A maioria da população mundial consome diariamente o dobro das cinco gramas de sal recomendadas pela Organização Mundial de Saúde (OMS), pelo que este organismo lança esta quarta-feira uma iniciativa para reduzir o uso de sódio nos alimentos globais, especialmente nos processados.

Esta iniciativa consiste na publicação de uma lista das quantidades de sódio (um elemento que consumimos principalmente através do sal) recomendado em dezoito tipos diferentes de alimentos, incluindo queijo, molhos, batatas fritas e muitos outros.
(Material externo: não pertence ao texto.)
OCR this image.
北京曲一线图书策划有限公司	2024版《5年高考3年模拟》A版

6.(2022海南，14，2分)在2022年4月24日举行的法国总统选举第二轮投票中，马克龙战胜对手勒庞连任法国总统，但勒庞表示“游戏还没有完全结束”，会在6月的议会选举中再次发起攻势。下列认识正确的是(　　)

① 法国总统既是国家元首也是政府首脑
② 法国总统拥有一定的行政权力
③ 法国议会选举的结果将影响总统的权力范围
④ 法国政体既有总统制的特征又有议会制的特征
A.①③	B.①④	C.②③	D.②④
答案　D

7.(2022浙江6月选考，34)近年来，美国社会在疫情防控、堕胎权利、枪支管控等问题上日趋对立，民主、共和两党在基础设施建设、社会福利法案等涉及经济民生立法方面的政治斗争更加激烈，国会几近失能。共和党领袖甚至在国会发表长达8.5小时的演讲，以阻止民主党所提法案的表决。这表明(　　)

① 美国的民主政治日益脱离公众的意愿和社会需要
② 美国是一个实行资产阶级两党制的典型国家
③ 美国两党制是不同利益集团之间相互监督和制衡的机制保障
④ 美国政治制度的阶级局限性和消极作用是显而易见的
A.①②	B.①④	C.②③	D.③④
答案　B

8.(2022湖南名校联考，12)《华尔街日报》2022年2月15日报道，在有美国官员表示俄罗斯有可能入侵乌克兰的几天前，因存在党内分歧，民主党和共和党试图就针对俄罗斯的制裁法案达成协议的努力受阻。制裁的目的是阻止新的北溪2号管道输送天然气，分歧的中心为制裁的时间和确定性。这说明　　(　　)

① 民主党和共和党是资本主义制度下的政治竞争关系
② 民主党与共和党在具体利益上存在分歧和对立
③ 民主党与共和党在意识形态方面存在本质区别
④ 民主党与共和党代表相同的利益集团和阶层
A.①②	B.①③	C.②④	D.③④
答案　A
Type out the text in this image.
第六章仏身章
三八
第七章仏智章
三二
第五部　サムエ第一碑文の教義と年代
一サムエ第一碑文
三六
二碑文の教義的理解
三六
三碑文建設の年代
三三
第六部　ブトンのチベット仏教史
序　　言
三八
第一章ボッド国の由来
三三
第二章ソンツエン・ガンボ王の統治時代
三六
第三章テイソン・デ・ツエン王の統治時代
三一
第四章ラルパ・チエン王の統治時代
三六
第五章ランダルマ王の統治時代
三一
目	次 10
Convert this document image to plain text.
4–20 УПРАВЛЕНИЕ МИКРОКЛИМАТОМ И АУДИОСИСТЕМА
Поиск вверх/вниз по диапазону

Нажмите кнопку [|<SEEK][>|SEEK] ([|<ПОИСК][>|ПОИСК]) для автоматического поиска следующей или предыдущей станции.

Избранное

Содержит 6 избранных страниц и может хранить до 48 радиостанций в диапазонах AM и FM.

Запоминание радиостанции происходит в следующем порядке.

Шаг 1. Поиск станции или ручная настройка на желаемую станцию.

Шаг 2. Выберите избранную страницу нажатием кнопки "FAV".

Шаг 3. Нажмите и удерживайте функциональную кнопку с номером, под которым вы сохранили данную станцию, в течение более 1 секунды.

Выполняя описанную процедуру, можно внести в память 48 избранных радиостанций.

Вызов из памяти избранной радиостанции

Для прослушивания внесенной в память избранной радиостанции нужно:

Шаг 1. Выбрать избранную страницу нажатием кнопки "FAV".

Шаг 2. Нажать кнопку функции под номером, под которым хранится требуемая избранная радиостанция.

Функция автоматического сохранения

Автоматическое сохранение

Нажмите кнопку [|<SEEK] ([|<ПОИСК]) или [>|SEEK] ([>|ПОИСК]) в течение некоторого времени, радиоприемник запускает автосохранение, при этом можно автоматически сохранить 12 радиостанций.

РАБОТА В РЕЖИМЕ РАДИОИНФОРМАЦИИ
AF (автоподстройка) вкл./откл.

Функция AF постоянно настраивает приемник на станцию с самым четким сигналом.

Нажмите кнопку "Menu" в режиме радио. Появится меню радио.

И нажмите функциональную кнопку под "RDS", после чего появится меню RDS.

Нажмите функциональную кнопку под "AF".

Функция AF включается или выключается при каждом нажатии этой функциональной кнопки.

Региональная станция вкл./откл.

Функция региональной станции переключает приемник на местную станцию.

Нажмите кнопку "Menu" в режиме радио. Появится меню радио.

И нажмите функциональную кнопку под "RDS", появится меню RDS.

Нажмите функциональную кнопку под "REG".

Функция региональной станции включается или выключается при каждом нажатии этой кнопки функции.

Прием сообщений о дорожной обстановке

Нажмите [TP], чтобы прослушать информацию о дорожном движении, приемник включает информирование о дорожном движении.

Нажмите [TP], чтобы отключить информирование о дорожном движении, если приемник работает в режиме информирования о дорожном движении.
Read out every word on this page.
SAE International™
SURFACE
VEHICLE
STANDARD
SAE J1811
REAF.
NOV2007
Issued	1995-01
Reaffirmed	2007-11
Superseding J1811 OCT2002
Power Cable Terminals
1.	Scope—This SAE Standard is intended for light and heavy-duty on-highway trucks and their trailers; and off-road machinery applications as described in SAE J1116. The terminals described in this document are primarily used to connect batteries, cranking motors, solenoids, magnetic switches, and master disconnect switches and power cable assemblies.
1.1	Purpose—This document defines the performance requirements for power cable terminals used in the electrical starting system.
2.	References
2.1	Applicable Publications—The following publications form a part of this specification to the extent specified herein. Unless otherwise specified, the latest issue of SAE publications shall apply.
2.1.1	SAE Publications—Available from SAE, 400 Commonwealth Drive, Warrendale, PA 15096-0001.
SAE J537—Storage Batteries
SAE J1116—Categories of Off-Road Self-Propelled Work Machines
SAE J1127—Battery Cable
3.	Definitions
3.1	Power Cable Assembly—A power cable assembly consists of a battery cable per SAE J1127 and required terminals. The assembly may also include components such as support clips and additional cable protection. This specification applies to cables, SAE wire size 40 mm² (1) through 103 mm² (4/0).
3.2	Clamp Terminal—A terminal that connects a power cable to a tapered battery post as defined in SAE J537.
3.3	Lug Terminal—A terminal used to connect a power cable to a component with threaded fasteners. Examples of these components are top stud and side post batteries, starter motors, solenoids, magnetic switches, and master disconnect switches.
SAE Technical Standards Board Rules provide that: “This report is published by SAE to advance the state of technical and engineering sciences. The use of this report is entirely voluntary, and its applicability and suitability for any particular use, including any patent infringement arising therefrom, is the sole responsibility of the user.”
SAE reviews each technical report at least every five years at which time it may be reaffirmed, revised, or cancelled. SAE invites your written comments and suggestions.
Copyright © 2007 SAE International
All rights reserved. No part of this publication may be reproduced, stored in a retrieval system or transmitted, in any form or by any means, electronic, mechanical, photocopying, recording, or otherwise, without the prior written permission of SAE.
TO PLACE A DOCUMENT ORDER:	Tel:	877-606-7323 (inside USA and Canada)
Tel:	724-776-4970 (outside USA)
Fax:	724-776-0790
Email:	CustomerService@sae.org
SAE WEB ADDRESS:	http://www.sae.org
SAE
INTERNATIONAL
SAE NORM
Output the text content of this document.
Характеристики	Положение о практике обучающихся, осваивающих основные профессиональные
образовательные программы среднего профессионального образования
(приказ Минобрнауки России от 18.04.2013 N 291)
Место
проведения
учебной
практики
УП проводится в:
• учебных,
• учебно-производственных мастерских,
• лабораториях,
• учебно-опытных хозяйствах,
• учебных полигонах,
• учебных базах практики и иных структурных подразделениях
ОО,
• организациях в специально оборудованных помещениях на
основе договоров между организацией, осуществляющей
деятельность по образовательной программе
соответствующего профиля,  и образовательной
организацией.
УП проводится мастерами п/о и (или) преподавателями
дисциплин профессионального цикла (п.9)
A OMS recorda no início desta campanha que o elevado consumo de sal aumenta o risco de doenças cardíacas responsáveis por três milhões de mortes anuais no planeta, pelo que a redução do sódio é uma forma simples de melhorar a dieta e, ao mesmo tempo, salvar vidas.

"A maioria das pessoas não sabe quanto sódio consome e o risco que isso representa. Precisamos que os países estabeleçam políticas para reduzir o uso de sal e informar a sociedade para que tomem decisões corretas na alimentação", disse o diretor-geral da OMS, Tedros Adhanom Ghebreyesus.

O especialista etíope também indicou que a indústria alimentar e de bebidas "deve reduzir os seus níveis de sódio nos alimentos processados", para o qual a nova lista de recomendações da OMS deve servir como ponto de partida.

A lista, que também tenta harmonizar as diversas práticas em diferentes países, indica, por exemplo, que as batatas fritas não devem exceder 500 miligramas de sódio por 100 gramas, uma quantidade que cairia para 100 miligramas no caso dos cereais de pequeno-almoço.

Para carne enlatada propõe 225 miligramas por 100 gramas, 450 miligramas para pizzas, 600 miligramas para bolachas salgadas ou 400 miligramas para manteiga, entre outros exemplos.

A OMS procura através desta lista aproximar-se dos seus objetivos de reduzir o consumo global de sal e sódio em cerca de trinta por cento antes de 2025.

A organização com sede em Genebra recorda que países como o Reino Unido já estão a trabalhar nesse sentido, tendo inclusivamente pedido à indústria alimentar uma reformulação voluntária dos seus produtos para reduzir o consumo de sal em 15% entre 2003 e 2011.